= James Alexander Hamilton (music writer) =

James Alexander Hamilton (1785–1845) was an English compiler of musical instruction books.

==Life==
The son of a dealer in old books, Hamilton was born in London. He taught himself from books in his father's shop, acquiring a knowledge of languages and music. He translated major works in foreign languages, as well as compiling instructional and music theory books.

Hamilton sold his copyrights, drank, and died in poverty on 2 August 1845.

==Works==
Significant translations by Hamilton included Cherubini's Counterpoint and Fugue, and treatises by Pierre Baillot, Bartolomeo Campagnoli, Carl Czerny, Jan Ladislav Dussek, Pierre Rode, and Johann Gottfried Vierling. His Pianoforte Tutor reached its 13th edition in 1849, and saw very frequent reprintings over half a century.
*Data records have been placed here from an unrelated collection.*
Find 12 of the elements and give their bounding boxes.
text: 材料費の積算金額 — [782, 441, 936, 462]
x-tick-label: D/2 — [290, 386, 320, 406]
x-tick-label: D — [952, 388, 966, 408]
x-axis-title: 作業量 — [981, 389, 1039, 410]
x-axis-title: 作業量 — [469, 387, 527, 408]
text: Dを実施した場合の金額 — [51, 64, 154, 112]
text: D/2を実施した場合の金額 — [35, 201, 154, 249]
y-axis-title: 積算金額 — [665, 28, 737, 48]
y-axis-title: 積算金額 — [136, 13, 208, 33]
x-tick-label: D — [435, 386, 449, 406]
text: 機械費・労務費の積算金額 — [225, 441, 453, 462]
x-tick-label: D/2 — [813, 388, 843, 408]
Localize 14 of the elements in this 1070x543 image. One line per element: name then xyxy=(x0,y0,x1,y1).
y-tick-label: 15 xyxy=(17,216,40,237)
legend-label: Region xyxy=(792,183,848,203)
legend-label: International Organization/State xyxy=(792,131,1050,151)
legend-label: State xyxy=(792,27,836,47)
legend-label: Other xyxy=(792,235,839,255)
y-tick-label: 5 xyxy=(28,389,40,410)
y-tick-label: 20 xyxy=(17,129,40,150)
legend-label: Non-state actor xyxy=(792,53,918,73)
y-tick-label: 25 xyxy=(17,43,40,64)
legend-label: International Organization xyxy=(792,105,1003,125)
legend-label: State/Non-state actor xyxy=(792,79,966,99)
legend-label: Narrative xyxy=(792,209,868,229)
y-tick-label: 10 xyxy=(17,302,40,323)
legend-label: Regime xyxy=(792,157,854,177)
Others publications by Hamilton were: Dictionary of ... Musical Terms (1836?); Invention, Exposition, Development, and Concatenation of Musical Ideas (1838); Johann Nepomuk Maelzel's Metronome; Friedrich Kalkbrenner's Handguide; Introduction to Choral Singing (1841); and Method for Double Bass.

In parts vii. to xi. of D'Almaine & Co.'s "Library of Musical Knowledge" appeared Hamilton's Choral Singing as adapted to Church Psalmody, 1841–3; Sacred Harmony, 1843, and some primers.